I found to my surprise on the Maharashtra Government website's Gazetteer Department page, the mention of Madhavrao Tipnis. It listed the men who had significantly contributed to the region called Kolaba, now known as Raigad District. It said :

Thus a vacuum was, as it were, created in the social life of Kolaba, and although a number of illustrious persons, who later distinguished themselves in Bombay, hailed from Kolaba, the region did not get the benefit of their leadership. The late Mr. Rambhau Mandlik of Pen (1881-1958) who was for many years a member of the Bombay legislature was known to be a fearless constitutional fighter against the British Government, and he often made the Government officers uneasy in their seats by his persistence in pursuing a cause once taken up by him.

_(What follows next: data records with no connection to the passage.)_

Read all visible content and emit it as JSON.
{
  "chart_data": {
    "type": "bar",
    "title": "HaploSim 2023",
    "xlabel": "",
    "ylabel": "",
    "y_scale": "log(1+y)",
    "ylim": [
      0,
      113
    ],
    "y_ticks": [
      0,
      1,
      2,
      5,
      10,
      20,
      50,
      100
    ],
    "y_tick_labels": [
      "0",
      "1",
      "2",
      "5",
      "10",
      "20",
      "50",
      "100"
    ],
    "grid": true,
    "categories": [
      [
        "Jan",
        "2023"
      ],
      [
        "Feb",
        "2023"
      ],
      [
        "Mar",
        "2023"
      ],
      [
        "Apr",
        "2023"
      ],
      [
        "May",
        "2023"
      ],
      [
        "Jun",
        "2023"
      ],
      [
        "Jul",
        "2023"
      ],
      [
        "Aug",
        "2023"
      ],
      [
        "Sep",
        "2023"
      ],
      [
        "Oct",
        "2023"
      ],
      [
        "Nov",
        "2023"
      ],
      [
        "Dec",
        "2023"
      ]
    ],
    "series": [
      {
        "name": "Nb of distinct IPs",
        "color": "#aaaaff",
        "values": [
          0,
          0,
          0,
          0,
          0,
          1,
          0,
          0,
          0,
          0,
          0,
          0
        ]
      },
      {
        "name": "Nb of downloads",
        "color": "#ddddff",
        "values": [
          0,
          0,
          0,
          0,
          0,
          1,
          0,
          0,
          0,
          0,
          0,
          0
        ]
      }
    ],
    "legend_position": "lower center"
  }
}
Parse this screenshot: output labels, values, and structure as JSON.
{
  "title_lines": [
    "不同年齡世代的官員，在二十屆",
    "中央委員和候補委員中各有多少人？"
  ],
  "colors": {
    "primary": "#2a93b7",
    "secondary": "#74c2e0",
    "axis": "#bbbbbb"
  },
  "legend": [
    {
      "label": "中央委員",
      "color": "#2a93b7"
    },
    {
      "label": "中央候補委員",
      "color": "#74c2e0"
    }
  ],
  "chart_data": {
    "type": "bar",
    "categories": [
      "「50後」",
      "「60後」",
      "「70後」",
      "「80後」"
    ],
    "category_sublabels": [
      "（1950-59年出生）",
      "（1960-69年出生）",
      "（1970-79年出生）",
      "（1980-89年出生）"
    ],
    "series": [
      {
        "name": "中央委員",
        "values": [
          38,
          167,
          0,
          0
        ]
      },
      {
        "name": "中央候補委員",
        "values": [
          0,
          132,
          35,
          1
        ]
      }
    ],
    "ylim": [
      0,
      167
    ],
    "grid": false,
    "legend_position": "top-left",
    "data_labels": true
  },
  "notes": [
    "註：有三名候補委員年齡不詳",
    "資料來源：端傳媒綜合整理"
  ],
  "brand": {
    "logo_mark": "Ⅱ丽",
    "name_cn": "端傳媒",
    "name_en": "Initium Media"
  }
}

Amongst some of the men of literary fame, we may note the late Mr. Sankar Balkrsna Diksit of Revadanda, the author of 'Jyotir-vilas', the late Mr. Balkrsna Anant Bhide, a well-known Marathi Scholar of Murud-Janjira and the late Principal G. C. Bhate, an active advocate of social reform coming from Mahad. The late Mr. S. M. Paranjape, champion of revolutionary nationalism and the editor of a weekly Marathi journal 'Kal' belonged to Mahad and the famous actor of Maharashtra Natak Mandali, Madhavrav Tipnis also belonged to the same place. In recent years Dr. Am-bedkar made Mahad as if it were his home town and started his famous satyagraha of the untouchables in 930 for asserting their right of being allowed to take water from 'cavdar tale'. It was a historic incident. It may also be noted in passing that Mahamahopadhyaya D. V. Potdar, Mr. C. D. Deshmukh. the ex-Finance Minister of India, also belong to Kolaba district.

In an attempt to trace my past and family history I had started recording stories that my grand father told me. But what lies virtually undiscovered is the history of his father's traveling theatre company, the Maharashtra Natak Mandali. From now I will try to piece together the history of this company through the photographs, documents and of course (cell phone) conversations with papa ajoba.